Conventions for the `/mdx/` directory tree

This document describes the current conventions for the metadata aggregation framework used by the UK federation, and contained in the /mdx/ directory tree.

Because these conventions have been developed over time, and are still being developed, not all of them are currently implemented by all parts of the framework. These conventions should be applied in their then-current state for any new work, and when significant changes are made to existing code.

"Underscore" Directories

An underscore ('_') at the start of a directory name indicates that the directory is functional rather than containing a channel.

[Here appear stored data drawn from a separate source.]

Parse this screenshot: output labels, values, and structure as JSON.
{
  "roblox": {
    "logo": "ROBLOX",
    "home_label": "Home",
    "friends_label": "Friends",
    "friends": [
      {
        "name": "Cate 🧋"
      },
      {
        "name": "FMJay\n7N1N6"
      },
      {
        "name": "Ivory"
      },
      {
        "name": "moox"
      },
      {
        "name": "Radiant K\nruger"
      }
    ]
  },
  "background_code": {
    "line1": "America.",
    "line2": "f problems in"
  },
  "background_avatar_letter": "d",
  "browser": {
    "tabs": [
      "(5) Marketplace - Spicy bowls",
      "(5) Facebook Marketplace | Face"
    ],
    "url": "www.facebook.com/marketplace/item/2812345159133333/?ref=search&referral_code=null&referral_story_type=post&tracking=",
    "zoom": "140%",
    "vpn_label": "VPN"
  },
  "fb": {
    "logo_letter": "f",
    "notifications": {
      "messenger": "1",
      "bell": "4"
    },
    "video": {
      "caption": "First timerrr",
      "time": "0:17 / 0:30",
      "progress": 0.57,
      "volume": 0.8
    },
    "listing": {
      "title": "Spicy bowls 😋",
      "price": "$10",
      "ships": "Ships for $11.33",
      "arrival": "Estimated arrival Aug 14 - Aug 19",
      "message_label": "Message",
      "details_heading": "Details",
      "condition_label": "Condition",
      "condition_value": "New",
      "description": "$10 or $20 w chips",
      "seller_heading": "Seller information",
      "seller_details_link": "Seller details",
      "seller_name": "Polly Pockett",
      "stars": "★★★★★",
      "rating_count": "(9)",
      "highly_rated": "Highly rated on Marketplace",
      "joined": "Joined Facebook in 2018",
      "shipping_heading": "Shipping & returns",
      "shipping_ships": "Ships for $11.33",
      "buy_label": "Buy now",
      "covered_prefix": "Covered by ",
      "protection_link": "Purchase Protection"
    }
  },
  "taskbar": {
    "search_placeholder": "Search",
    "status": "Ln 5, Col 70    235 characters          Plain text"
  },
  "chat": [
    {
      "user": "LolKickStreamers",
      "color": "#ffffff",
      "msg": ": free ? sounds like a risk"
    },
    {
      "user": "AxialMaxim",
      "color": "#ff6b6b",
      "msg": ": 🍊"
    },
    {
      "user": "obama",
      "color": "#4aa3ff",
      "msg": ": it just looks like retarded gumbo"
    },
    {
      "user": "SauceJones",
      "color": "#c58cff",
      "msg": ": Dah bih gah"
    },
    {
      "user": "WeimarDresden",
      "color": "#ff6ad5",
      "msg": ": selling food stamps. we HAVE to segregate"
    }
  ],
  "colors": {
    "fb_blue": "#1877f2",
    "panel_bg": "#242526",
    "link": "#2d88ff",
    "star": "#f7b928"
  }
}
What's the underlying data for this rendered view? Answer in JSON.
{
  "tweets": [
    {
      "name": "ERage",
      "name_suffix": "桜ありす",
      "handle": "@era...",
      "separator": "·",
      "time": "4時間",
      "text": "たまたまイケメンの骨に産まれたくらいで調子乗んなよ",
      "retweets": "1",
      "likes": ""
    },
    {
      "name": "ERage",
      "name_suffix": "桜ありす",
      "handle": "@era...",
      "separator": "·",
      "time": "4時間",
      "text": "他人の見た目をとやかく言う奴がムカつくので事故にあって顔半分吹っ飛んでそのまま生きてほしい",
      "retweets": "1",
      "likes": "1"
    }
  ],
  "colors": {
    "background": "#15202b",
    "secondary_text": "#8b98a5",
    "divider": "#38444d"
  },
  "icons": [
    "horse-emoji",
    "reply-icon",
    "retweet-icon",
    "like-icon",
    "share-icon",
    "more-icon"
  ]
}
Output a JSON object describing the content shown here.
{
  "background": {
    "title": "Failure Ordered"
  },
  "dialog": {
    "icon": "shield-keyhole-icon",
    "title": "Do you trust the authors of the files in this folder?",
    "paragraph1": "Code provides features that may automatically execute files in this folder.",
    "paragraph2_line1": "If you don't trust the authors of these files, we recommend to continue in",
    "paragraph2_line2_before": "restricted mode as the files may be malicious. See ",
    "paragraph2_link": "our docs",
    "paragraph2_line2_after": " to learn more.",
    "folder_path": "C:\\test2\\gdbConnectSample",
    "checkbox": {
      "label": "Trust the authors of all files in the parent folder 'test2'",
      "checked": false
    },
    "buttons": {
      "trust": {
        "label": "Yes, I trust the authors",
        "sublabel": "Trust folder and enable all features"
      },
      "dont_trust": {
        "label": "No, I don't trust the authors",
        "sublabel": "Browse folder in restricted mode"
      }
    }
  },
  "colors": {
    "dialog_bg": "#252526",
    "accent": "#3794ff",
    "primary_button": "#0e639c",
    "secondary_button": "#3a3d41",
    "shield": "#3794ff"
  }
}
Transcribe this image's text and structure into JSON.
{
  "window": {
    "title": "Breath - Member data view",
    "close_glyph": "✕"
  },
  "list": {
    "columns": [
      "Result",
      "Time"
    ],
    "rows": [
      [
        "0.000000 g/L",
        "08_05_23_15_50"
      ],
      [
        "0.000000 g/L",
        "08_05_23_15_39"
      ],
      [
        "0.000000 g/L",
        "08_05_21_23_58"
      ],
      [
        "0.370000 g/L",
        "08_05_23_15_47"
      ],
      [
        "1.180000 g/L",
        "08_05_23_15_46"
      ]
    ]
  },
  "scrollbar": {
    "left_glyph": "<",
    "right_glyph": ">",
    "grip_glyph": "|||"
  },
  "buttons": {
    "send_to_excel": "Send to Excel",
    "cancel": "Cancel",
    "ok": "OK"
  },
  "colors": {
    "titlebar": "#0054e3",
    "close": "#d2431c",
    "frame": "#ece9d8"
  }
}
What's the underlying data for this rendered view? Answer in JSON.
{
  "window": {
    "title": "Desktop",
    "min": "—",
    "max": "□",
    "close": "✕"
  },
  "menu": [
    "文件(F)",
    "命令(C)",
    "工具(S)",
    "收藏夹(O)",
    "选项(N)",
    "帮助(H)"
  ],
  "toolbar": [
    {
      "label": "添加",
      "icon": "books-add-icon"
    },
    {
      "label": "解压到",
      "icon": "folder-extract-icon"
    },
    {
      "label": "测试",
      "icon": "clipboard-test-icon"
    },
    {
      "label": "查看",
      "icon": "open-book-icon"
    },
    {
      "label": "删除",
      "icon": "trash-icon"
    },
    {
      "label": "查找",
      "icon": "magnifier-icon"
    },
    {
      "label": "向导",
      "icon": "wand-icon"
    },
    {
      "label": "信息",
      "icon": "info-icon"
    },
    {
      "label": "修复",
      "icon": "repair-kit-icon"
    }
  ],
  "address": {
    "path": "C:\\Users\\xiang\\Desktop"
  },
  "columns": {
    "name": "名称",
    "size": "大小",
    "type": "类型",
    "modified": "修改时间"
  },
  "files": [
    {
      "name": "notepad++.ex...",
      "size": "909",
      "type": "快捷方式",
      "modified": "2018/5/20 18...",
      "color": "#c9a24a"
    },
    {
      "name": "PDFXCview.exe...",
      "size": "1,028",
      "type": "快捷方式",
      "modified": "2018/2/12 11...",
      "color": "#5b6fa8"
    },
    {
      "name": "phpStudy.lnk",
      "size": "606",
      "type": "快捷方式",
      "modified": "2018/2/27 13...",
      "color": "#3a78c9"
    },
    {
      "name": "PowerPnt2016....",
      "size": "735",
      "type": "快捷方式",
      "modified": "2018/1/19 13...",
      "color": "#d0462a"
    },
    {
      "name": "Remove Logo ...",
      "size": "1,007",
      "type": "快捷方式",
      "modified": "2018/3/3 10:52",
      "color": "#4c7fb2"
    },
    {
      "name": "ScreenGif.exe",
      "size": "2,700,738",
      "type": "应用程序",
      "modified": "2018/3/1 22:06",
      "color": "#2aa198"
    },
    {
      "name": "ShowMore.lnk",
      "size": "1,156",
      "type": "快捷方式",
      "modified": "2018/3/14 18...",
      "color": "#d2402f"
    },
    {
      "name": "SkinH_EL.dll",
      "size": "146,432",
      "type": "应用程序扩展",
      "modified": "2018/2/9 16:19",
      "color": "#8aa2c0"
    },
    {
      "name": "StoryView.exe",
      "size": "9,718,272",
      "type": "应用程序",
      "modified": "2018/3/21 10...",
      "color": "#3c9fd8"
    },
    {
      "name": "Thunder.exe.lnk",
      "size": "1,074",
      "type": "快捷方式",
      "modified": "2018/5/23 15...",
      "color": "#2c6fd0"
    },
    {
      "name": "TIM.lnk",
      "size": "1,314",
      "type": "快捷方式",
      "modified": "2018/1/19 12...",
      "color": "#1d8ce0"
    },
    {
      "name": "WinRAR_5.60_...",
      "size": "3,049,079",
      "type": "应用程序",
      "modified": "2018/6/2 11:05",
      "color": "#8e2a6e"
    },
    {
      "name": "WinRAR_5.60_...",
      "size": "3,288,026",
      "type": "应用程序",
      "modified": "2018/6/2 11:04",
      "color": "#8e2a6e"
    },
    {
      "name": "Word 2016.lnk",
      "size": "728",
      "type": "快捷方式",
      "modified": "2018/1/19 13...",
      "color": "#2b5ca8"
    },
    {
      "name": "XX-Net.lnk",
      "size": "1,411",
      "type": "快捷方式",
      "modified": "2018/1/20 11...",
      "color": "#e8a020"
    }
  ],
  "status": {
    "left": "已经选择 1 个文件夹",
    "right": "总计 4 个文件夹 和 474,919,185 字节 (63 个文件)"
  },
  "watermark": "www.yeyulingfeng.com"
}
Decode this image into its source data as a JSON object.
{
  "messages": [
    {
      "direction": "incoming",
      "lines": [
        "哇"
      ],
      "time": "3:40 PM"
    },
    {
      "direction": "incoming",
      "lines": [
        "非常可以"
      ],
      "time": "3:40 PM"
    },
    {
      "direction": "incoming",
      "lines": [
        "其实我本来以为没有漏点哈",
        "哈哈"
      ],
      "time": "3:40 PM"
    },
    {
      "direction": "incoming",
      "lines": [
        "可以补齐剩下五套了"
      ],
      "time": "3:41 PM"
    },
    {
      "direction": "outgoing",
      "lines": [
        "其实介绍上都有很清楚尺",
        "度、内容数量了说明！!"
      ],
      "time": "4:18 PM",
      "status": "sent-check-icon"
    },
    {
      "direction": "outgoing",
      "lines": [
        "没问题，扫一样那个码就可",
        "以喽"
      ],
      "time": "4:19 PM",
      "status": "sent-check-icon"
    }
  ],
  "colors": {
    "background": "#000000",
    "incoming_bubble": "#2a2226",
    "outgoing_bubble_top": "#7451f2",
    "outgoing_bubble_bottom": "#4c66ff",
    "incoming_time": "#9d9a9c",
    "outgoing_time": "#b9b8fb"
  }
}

Note that the schema directory is functional but does not follow this convention, instead following the convention established for classpath schema resources used by the Shibboleth project.

Ruleset Directory

The _rules subdirectory of /mdx/ holds checking rulesets.

Schema Directory

The schema subdirectory of /mdx/ contains the XML schema files used to validate metadata. This directory name does not use the '_' convention but instead matches up with the conventional location for schemas used by the Shibboleth project.

Channels

Each directory under /mdx/ whose name does not start with an underscore (and is not schema) represents a source of metadata, referred to as a channel. In most cases, a channel corresponds to a access management federation.

Most channels are named in the form "country_source". For example, us_incommon is the channel name for the US's InCommon federation. Channels not associated with particular countries are named as "int_source", for example int_edugain.

Exceptions are made for the UK federation, whose channel is just called uk, and for a test channel called test.

Each channel's directory contains resources associated with the channel, such as X.509 certificates for signature verification, and a number of Spring bean configuration files.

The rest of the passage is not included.